NEWS (6/17/21) — Ohio: A split panel of the U.S. Court of Appeals for the Sixth Circuit has granted a new trial to Ohio death-row prisoner August Cassano, holding that he had been tried in violation of his Sixth Amendment right to self-representation.
Prior to trial, saying that his appointed counsel that his counsel “rarely visited him, failed to provide him with updates on the case, and frequently lied to him,” Cassano filed a pro se motion to waive his right to counsel and a second motion to appoint substitute counsel. New counsel were appointed, but Cassano again raised the possibility of representing himself. The court responded: “you’re not going to represent yourself in this matter. If you wish to say a word on the record about that, you can. But thereafter you won’t be speaking in the courtroom. I’m in charge of the courtroom, not you. You will never be in charge of this courtroom.”
As jury selection was about to start, the only member of the defense team certified under Ohio rules as lead counsel for representing a capital defendant was still involved in another trial. Cassano again asked about self-representation and the court explained that “I think I’d be doing you a disservice by allowing that.” The court did not conduct a colloquy to determine whether Cassano was competent to waive counsel and whether the waive would be knowing, intelligent, and voluntary.
The majority opinion by Judge Eric L. Clay, joined by Judge Bernice Donald, held that the Ohio courts had never addressed Cassano’s self-representation claim and that the trial court’s refusal to allow him to represent himself violated the U.S. Supreme Court’s 1975 decision in Faretta v. California guaranteeing defendants the right to represent themselves. Judge Eugene Edward Siler, Jr. dissented, arguing that Cassano had never clearly and unambiguously waived his right to counsel. Judge Siler noted that Cassano’s motions to waive counsel and seeking appointment of substitute counsel were within one minute of each another, suggesting that while Cassano wanted appointed counsel off the case, he did not want to proceed without legal representation.
NEWS (6/17/21) — Florida: The Florida Supreme Court has upheld the ruling of a Palm Beach County trial judge that denied Jerry Haliburton’s claim that he ineligible for the death penalty because of intellectual disability.

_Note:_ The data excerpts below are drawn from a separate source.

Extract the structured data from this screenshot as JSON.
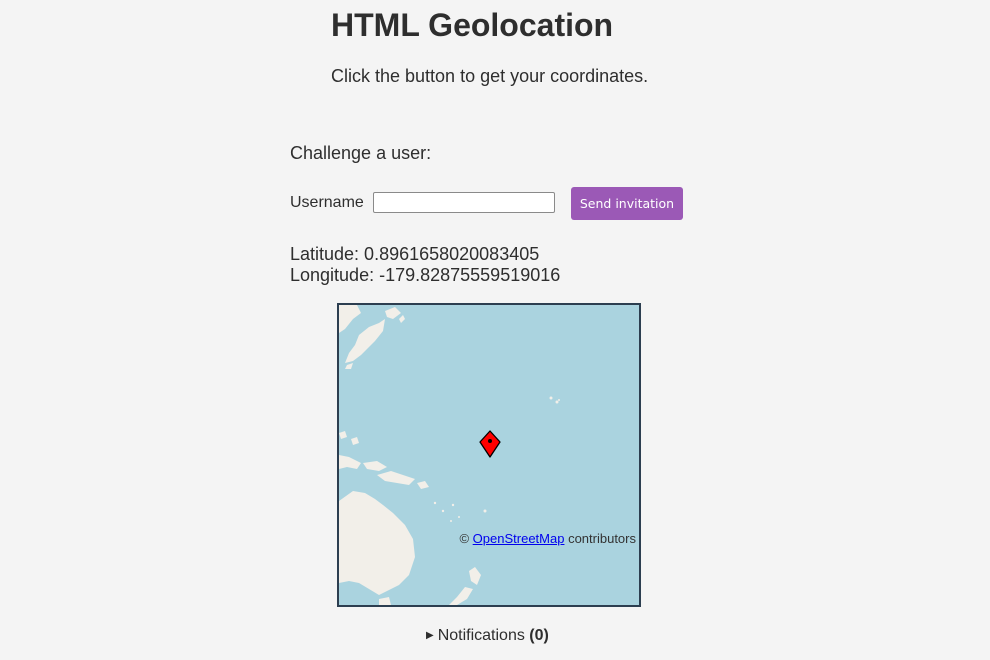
{
  "page": {
    "title": "HTML Geolocation",
    "subtitle": "Click the button to get your coordinates."
  },
  "challenge": {
    "heading": "Challenge a user:",
    "username_label": "Username",
    "username_value": "",
    "send_button": "Send invitation"
  },
  "location": {
    "latitude_text": "Latitude: 0.8961658020083405",
    "longitude_text": "Longitude: -179.82875559519016"
  },
  "map": {
    "attribution_prefix": "© ",
    "attribution_link": "OpenStreetMap",
    "attribution_suffix": " contributors",
    "marker_icon": "map-pin-icon",
    "colors": {
      "water": "#aad3df",
      "land": "#f2efe9",
      "marker": "#ff0000",
      "border": "#2c3e50"
    }
  },
  "notifications": {
    "label": "Notifications ",
    "count": "(0)"
  },
  "colors": {
    "accent": "#9b59b6",
    "background": "#f4f4f4"
  }
}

The decision marks the second time that the trial court — which sentenced Haliburton to death despite the votes of three jurors to recommend a life sentence — denied Haliburton’s intellectual disability claim. In March 2012, the court dismissed his claim without a hearing, saying Haliburton had not presented any IQ test score of 70 or below. After the Florida Supreme Court upheld that ruling, the U.S. Supreme Court decided Hall v. Florida, holding that Florida’s reliance on an IQ threshold unconstitutionally disregarded established clinical practice in determining intellectual disability. In October 2014, the U.S. Supreme Court overturned the Florida courts’ rejection of Haliburton’s claim and returned the case for review using constitutionally appropriate criteria.
On remand, the trial court credited the testimony of the prosecution mental health expert over the defense expert and ruled that Haliburton had not met his burden of proving that he suffered from significantly subaverage intellectual functioning and deficits in adaptive functioning necessary to qualify as intellectually disabled. The Florida Supreme Court affirmed, finding that “competent, substantial evidence supports the trial court’s findings that Haliburton failed to establish that he has significantly subaverage intellectual functioning or concurrent deficits in adaptive behavior.”
Haliburton also challenged Florida’s requirement that he prove his intellectual disability by clear and convincing evidence. The court found it unnecessary to address that issue, saying he had failed to prove even by a preponderance of the evidence that he had intellectual disability.